Best Practices for CloudBank Resource Requests

When you apply for cloud funds from CloudBank, those funds are being taken from a communal pool of dollars allocated to CloudBank by your NSF directorate. We ask that you submit a proposal so we can determine that you will be using these funds cost-effectively and pro-socially, ensuring the maximum number of your colleagues can take advantage of this shared resource pool.

We have reviewed more than 300 requests at this point and most requests are ultimately approved, but depending on the quality of the submission this may take multiple drafts and much back-and-forth communication with our support team. The purpose of this guide is to help you put together a great proposal that can be approved immediately and get you on the cloud within weeks rather than months.

Anatomy of a proposal

The goal of your proposal is to explain the computational infrastructure needed for your research, and provide a budget breaking down your total dollar request into the concrete resources that you will be using.

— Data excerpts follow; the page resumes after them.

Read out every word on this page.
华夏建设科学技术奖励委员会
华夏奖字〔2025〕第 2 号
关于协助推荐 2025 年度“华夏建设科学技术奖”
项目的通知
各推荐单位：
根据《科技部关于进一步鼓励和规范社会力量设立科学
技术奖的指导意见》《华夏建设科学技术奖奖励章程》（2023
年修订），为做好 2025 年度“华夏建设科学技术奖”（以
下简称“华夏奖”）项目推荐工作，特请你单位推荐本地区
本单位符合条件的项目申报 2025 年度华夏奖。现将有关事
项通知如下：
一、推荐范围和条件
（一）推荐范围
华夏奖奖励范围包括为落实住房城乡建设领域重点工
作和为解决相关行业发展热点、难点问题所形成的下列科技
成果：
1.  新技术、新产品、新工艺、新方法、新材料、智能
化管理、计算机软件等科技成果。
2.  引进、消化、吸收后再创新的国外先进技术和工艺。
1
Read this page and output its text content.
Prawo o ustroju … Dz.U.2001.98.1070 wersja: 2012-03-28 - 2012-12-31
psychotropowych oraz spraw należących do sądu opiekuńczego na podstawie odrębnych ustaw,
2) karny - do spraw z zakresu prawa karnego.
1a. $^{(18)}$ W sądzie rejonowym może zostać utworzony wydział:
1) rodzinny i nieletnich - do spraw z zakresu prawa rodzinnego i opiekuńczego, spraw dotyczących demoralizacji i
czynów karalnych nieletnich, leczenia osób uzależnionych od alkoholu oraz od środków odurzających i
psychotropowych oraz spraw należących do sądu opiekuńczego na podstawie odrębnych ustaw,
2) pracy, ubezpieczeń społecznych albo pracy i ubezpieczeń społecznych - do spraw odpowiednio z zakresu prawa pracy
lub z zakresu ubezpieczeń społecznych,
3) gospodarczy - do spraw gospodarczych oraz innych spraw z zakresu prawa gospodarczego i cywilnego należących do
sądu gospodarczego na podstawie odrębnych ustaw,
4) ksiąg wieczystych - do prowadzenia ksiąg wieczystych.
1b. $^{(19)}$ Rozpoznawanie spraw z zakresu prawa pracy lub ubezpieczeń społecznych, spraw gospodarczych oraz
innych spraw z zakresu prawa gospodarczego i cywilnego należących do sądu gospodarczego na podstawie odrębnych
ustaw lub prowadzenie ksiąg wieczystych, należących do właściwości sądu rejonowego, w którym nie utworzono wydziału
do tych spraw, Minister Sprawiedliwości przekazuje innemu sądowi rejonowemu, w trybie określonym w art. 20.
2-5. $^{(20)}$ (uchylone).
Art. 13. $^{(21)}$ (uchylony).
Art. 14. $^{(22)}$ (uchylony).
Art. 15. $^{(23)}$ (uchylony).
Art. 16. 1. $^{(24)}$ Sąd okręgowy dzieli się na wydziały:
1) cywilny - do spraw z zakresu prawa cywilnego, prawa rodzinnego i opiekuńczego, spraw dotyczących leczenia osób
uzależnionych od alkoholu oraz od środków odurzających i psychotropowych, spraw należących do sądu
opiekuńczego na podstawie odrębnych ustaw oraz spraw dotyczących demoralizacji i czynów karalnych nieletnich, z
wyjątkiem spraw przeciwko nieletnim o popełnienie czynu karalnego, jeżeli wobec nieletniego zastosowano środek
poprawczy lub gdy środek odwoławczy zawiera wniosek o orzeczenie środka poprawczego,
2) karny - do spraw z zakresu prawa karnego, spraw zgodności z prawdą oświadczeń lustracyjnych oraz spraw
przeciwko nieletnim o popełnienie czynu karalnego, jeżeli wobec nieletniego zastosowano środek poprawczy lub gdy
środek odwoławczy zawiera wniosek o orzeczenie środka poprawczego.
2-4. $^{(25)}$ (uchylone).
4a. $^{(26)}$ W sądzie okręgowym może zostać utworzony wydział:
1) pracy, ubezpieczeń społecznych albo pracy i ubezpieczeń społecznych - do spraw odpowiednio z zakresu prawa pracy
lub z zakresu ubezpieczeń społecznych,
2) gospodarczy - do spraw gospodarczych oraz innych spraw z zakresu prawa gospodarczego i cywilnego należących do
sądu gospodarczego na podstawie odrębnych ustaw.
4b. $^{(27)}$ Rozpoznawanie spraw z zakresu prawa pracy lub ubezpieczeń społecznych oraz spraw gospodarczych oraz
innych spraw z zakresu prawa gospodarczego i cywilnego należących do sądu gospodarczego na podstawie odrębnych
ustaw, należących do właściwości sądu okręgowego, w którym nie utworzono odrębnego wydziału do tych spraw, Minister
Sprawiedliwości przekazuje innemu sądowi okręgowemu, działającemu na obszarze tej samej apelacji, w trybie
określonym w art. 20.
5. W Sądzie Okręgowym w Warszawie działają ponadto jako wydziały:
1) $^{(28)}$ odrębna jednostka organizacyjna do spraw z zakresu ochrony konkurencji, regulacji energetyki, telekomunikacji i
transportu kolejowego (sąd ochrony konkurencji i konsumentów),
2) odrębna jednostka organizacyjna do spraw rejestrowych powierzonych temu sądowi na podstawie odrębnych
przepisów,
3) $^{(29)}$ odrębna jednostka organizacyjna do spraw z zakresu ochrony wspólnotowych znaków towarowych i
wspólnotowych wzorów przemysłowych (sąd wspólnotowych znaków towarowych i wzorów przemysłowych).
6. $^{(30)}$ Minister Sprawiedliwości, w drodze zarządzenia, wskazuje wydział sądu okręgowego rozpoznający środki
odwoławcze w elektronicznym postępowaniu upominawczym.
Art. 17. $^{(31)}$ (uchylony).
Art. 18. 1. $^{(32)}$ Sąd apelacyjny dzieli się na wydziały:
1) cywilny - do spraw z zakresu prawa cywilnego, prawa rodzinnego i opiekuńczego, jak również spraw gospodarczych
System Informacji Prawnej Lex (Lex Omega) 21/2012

This proposal consists of two parts:

A cost estimate from the official cost calculator of your chosen cloud platform, which takes the form of a budget for cloud resources over the next 12 months. Ultimately, the calculator will give you a “share” link for your budget which you will copy and paste into the proposal.
A written justification that briefly introduces us to your research and then, in detail, explains why you need the items listed in your cost estimate. This justification should be two to four paragraphs long, or 200 to 500 words.

Justification guidelines

Level of scientific detail

The focus of your written justification should be on why you need the quantity and performance level of the cloud resources that you are requesting. As a part of this, you should very briefly describe the research you are doing and how it will be furthered by these resources. That said, we don’t want a detailed description of your science, what makes it novel, or a justification of its merit. The NSF has already vetted and approved the scientific integrity of your work. We are solely interested in vetting and approving your plan for cloud infrastructure.

✅👍 Looks good

Our research focuses on the transistor-level synthesis of next-generation branch predictors for SIMD processors. The EDA tools necessary to do this synthesis are highly parallelizable and heavily CPU-bound, and so our estimate requests a large number of CPU-optimized VMs. We budgeted 10 c5.4xlarge virtual machines to perform a round of chip synthesis, which we will do approximately six times in the coming year. We also budget a 100 GB object storage bucket to keep our results.

⛔👎 Is less helpful

Our research focuses on advancing the state of the art for branch predictors in SIMD processors by building on the results of Foobar et. al with the novel introduction of a wide crossbar to swizzle the bloom filters associated with each data input during the instruction decode stage (ID). The ID stage has traditionally been the bottleneck of previous architectures, and in our work we hope to demonstrate the directly proportional relationship between crossbar width and instruction throughput on the SPEC89 and SPEC92 benchmarks. This work will need a large quantity of computational resources to complete in a reasonable amount of time.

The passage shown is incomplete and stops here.